The idea can be generalized to situations in which we start with $3$ sets, $4$ sets, and so on. When we start with $n$ sets, the maximum total generated is $2^{(2^n)}$, and this vaue is in general assumed.
We could think of this as an exercise in combinatorics, or as a way of making people think about what kinds of sets can be generated using the important set-theoretic operations of the problem. We could also think of it as partly an exercise in reading and understanding the rather formal language used in formulating the problem.
Added: We could use the Venn diagram as the intuitive basis behind a diagram-free approach. We will say that $X$ is a basic set if $X$ is one of $A\cap B$, $A\cap B^c$, $A^c \cap B$, or $A^c \cap B^c$, where in general $U^c$ denotes the complement of $U$ in $M$. These basic sets are pairwise disjoint. Obviously some could be empty, but for any $M$ with at least $4$ elements, it is easy to come up with $A$ and $B$ such that there are exactly $4$ non-empty basic sets.
For the formal construction, note first that in general $S_i \subseteq S_{i+1}$, since by definition if $X\in S_i$ then $X\cap X \in S_{i+1}$. It is obvious that the basic sets are constructible using our operations, and that so is any union of $0$ or more basic sets. In the generic case there are $2^4$ distinct such unions. This does not quite end things. For completeness we need to prove the intuitively obvious fact that no other subsets of $M$ are constructible.

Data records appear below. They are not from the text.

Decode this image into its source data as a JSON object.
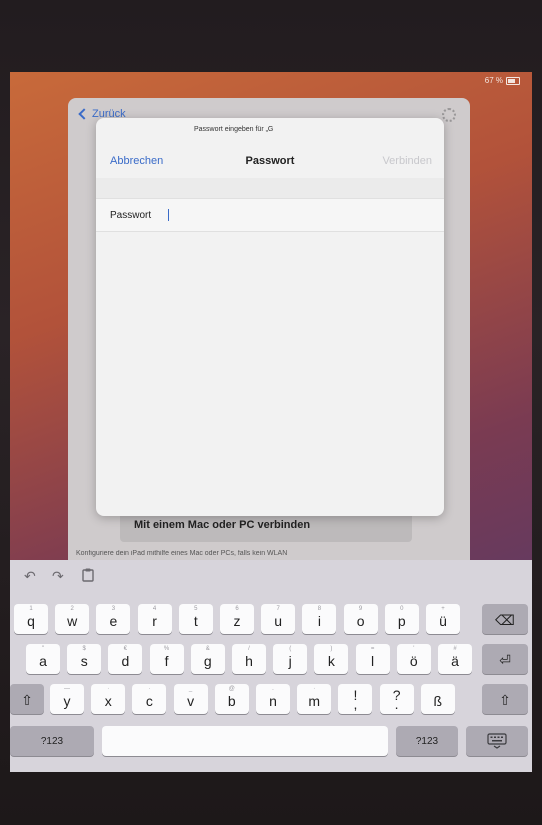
{
  "status_bar": {
    "battery_text": "67 %"
  },
  "background_panel": {
    "back_label": "Zurück",
    "mac_title": "Mit einem Mac oder PC verbinden",
    "mac_description": "Konfiguriere dein iPad mithilfe eines Mac oder PCs, falls kein WLAN"
  },
  "modal": {
    "prompt": "Passwort eingeben für „G",
    "cancel_label": "Abbrechen",
    "title": "Passwort",
    "connect_label": "Verbinden",
    "password_label": "Passwort",
    "password_value": ""
  },
  "keyboard": {
    "toolbar": {
      "undo_icon": "↶",
      "redo_icon": "↷",
      "clipboard_icon": "clipboard-icon"
    },
    "row1": [
      {
        "key": "q",
        "hint": "1"
      },
      {
        "key": "w",
        "hint": "2"
      },
      {
        "key": "e",
        "hint": "3"
      },
      {
        "key": "r",
        "hint": "4"
      },
      {
        "key": "t",
        "hint": "5"
      },
      {
        "key": "z",
        "hint": "6"
      },
      {
        "key": "u",
        "hint": "7"
      },
      {
        "key": "i",
        "hint": "8"
      },
      {
        "key": "o",
        "hint": "9"
      },
      {
        "key": "p",
        "hint": "0"
      },
      {
        "key": "ü",
        "hint": "+"
      }
    ],
    "row2": [
      {
        "key": "a",
        "hint": "\""
      },
      {
        "key": "s",
        "hint": "$"
      },
      {
        "key": "d",
        "hint": "€"
      },
      {
        "key": "f",
        "hint": "%"
      },
      {
        "key": "g",
        "hint": "&"
      },
      {
        "key": "h",
        "hint": "/"
      },
      {
        "key": "j",
        "hint": "("
      },
      {
        "key": "k",
        "hint": ")"
      },
      {
        "key": "l",
        "hint": "="
      },
      {
        "key": "ö",
        "hint": "'"
      },
      {
        "key": "ä",
        "hint": "#"
      }
    ],
    "row3": [
      {
        "key": "y",
        "hint": "—"
      },
      {
        "key": "x",
        "hint": "·"
      },
      {
        "key": "c",
        "hint": "·"
      },
      {
        "key": "v",
        "hint": "_"
      },
      {
        "key": "b",
        "hint": "@"
      },
      {
        "key": "n",
        "hint": "."
      },
      {
        "key": "m",
        "hint": "·"
      },
      {
        "key": "!\n,",
        "hint": ""
      },
      {
        "key": "?\n.",
        "hint": ""
      },
      {
        "key": "ß",
        "hint": ""
      }
    ],
    "numbers_label": "?123",
    "backspace_icon": "⌫",
    "return_icon": "⏎",
    "shift_icon": "⇧",
    "hide_keyboard_icon": "keyboard-hide-icon",
    "accent_color": "#3a6bc8"
  }
}
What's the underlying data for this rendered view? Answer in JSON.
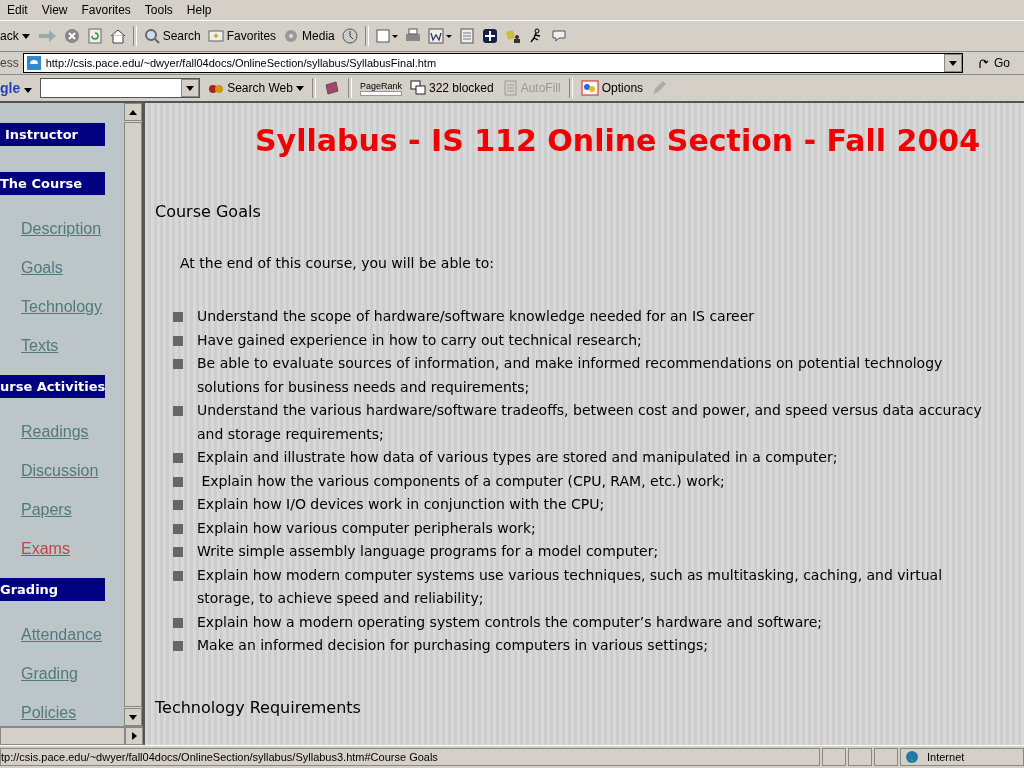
{
  "menu_bar": [
    "Edit",
    "View",
    "Favorites",
    "Tools",
    "Help"
  ],
  "toolbar": {
    "back_label": "ack",
    "search_label": "Search",
    "favorites_label": "Favorites",
    "media_label": "Media"
  },
  "address_bar": {
    "label": "ess",
    "url": "http://csis.pace.edu/~dwyer/fall04docs/OnlineSection/syllabus/SyllabusFinal.htm",
    "go_label": "Go"
  },
  "google_bar": {
    "logo": "gle",
    "search_web_label": "Search Web",
    "pagerank_label": "PageRank",
    "blocked_label": "322 blocked",
    "autofill_label": "AutoFill",
    "autofill_disabled": true,
    "options_label": "Options"
  },
  "sidebar": {
    "items": [
      {
        "kind": "header",
        "label": "Instructor",
        "active": false
      },
      {
        "kind": "header",
        "label": "The Course",
        "active": false
      },
      {
        "kind": "link",
        "label": "Description",
        "active": false
      },
      {
        "kind": "link",
        "label": "Goals",
        "active": false
      },
      {
        "kind": "link",
        "label": "Technology",
        "active": false
      },
      {
        "kind": "link",
        "label": "Texts",
        "active": false
      },
      {
        "kind": "header",
        "label": "urse Activities",
        "active": false
      },
      {
        "kind": "link",
        "label": "Readings",
        "active": false
      },
      {
        "kind": "link",
        "label": "Discussion",
        "active": false
      },
      {
        "kind": "link",
        "label": "Papers",
        "active": false
      },
      {
        "kind": "link",
        "label": "Exams",
        "active": true
      },
      {
        "kind": "header",
        "label": "Grading",
        "active": false
      },
      {
        "kind": "link",
        "label": "Attendance",
        "active": false
      },
      {
        "kind": "link",
        "label": "Grading",
        "active": false
      },
      {
        "kind": "link",
        "label": "Policies",
        "active": false
      }
    ]
  },
  "content": {
    "title": "Syllabus - IS 112 Online Section - Fall 2004",
    "section_heading": "Course Goals",
    "intro": "At the end of this course, you will be able to:",
    "goals": [
      "Understand the scope of hardware/software knowledge needed for an IS career",
      "Have gained experience in how to carry out technical research;",
      "Be able to evaluate sources of information, and make informed recommendations on potential technology solutions for business needs and requirements;",
      "Understand the various hardware/software tradeoffs, between cost and power, and speed versus data accuracy and storage requirements;",
      "Explain and illustrate how data of various types are stored and manipulated in a computer;",
      " Explain how the various components of a computer (CPU, RAM, etc.) work;",
      "Explain how I/O devices work in conjunction with the CPU;",
      "Explain how various computer peripherals work;",
      "Write simple assembly language programs for a model computer;",
      "Explain how modern computer systems use various techniques, such as multitasking, caching, and virtual storage, to achieve speed and reliability;",
      "Explain how a modern operating system controls the computer’s hardware and software;",
      "Make an informed decision for purchasing computers in various settings;"
    ],
    "next_heading": "Technology Requirements"
  },
  "status_bar": {
    "text": "tp://csis.pace.edu/~dwyer/fall04docs/OnlineSection/syllabus/Syllabus3.htm#Course Goals",
    "zone": "Internet"
  }
}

In principle this is done by induction on the number of steps in the construction. For the base step, we observe that $A$ and $B$ are unions (possibly empty) of basic sets. For the induction step, we need to show that if any of the three fundamental operations is applied to a union of basic sets, the result is a union of basic sets. This is very easy for each of $\cup$, $\cap$, and relative complement.